Hong Kong and China stocks fall on commodities and bond turbulence while Tencent drops ahead of earnings
Hong Kong stocks post their steepest decline in almost four weeks, while some of the mainland’s best-performing small-cap shares fall on pessimism about liquidity outlook
Hong Kong and mainland Chinese stocks both fell on Wednesday after commodities tumbled and on mounting concern that the recent bond turmoil will spill over to equities.
The Hang Seng Index dropped 1 per cent, or 300.43 points, to 28,851.69 at the close, the steepest decline in almost four weeks. Mainland’s Shanghai Composite Index retreated 0.8 per cent, or 27.02 points, to 3,402.52, as some of the best-performing small-cap shares this year slumped on pessimism about the liquidity outlook amid the recent sell-off in bonds.
A measure of six metals including copper and aluminium on the London Metal Exchange slid 2 per cent on Tuesday in the biggest drop in two months, and crude oil futures retreated the most in more than a month in New York.
While China’s 10-year government bonds rebounded after a decline that sent the yield above 4 per cent for the first time in three years, Shanghai-based brokerage Shenwan Hongyuan Group said the shake-out was far from being over as policymakers are more tolerant of poor economic data and therefore unlikely to loosen monetary policies.
“The risk-off model is on after the drop in all these asset classes,” said Dai Ming, a fund manager at Hengsheng Asset Management in Shanghai. “The bad sentiment has spilt over to the stock market and we have seen some profit-taking activities.”
Trading volumes on the Hong Kong stock market were 14 per cent below the 30-day average while those on the Shanghai bourse almost matched the average level, according to Bloomberg data.
Raw material producers were among the worst performers on the Hang Seng Index on Wednesday. PetroChina, China’s biggest oil company, fell 3.1 per cent to HK$5.25, and CNOOC dropped 2.9 per cent to HK$10.58. Jiangxi Copper sank 1.3 per cent to HK$12.08.
Semiconductor Manufacturing International Corp plummeted 14 per cent to HK$11.70 after saying that third-quarter net income plunged 77 per cent from a year ago. Credit Suisse lowered its rating on the stock to underperform, citing a slow recovery and low gross profit.

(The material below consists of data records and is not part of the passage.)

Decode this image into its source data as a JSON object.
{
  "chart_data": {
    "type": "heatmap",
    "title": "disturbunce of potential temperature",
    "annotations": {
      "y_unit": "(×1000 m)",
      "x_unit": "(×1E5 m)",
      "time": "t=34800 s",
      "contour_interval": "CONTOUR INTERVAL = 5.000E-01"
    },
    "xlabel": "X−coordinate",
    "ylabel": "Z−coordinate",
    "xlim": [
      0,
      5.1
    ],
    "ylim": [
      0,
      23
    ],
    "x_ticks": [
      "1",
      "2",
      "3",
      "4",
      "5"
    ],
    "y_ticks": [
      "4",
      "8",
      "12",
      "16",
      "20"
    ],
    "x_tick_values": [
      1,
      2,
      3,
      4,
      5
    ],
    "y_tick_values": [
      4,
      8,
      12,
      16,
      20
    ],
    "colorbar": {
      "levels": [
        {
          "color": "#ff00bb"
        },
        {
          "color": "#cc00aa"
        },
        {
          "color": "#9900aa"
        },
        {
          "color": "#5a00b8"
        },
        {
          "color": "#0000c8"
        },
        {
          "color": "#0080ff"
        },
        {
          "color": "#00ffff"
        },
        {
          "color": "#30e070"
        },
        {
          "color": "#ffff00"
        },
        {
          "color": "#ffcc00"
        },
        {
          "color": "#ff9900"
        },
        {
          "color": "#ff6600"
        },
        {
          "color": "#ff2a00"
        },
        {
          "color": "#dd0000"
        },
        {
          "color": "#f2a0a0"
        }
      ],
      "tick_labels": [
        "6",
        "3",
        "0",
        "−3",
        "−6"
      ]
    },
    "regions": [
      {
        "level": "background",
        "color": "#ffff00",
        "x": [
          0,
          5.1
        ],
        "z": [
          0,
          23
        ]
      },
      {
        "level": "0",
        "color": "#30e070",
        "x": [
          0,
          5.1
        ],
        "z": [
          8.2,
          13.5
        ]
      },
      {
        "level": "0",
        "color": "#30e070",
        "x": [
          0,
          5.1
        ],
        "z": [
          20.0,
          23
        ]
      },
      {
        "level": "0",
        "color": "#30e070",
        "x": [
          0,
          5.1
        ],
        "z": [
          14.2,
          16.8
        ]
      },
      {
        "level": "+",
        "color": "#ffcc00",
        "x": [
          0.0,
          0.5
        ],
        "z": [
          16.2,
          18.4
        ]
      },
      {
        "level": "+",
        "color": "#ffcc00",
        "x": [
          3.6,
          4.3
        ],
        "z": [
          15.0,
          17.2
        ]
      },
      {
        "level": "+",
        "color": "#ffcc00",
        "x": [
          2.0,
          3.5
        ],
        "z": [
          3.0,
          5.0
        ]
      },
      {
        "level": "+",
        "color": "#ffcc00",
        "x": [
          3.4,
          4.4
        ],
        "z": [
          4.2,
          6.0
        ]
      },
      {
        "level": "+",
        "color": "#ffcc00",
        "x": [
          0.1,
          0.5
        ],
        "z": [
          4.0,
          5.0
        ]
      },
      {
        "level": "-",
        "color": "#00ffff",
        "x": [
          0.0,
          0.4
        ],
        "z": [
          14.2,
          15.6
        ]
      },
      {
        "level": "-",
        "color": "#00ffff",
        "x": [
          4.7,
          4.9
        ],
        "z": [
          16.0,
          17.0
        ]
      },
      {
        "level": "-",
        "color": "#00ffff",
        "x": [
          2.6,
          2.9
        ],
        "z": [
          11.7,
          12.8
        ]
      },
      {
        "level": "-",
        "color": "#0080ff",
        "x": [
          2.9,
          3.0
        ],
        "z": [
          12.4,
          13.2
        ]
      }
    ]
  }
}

Tencent Holdings lost 1.3 per cent to HK$383. The Chinese internet giant said its third-quarter profit increased to 18 billion yuan (US$2.7 billion) after the market closed on Wednesday. That exceeded the estimate of 15.8 billion yuan in a Bloomberg poll.
Geely Automobile Holdings, the best performer on the Hang Seng Index this year with a more than 200 per cent increase in its stock price, tumbled 3.4 per cent to HK$27.25.
“Southbound investors are taking profit in key stocks for financials, autos and technology,” said Kingston Lin King-ham, a securities brokerage director at Hong Kong-based AMTD, referring to mainland Chinese investors buying Hong Kong shares through the stock connect schemes. “They want to lock in profit ahead of Tencent’s results.”
In the mainland, the Shenzhen Small and Medium Enterprises Index of 100 smaller companies on the city’s bourse tumbled 2.1 per cent in the steepest decline since July 17 on Wednesday.
The gauge had risen 26 per cent through Monday this year, outperforming any major benchmark tracking mainland equities including the CSI 300 Index of big-cap shares.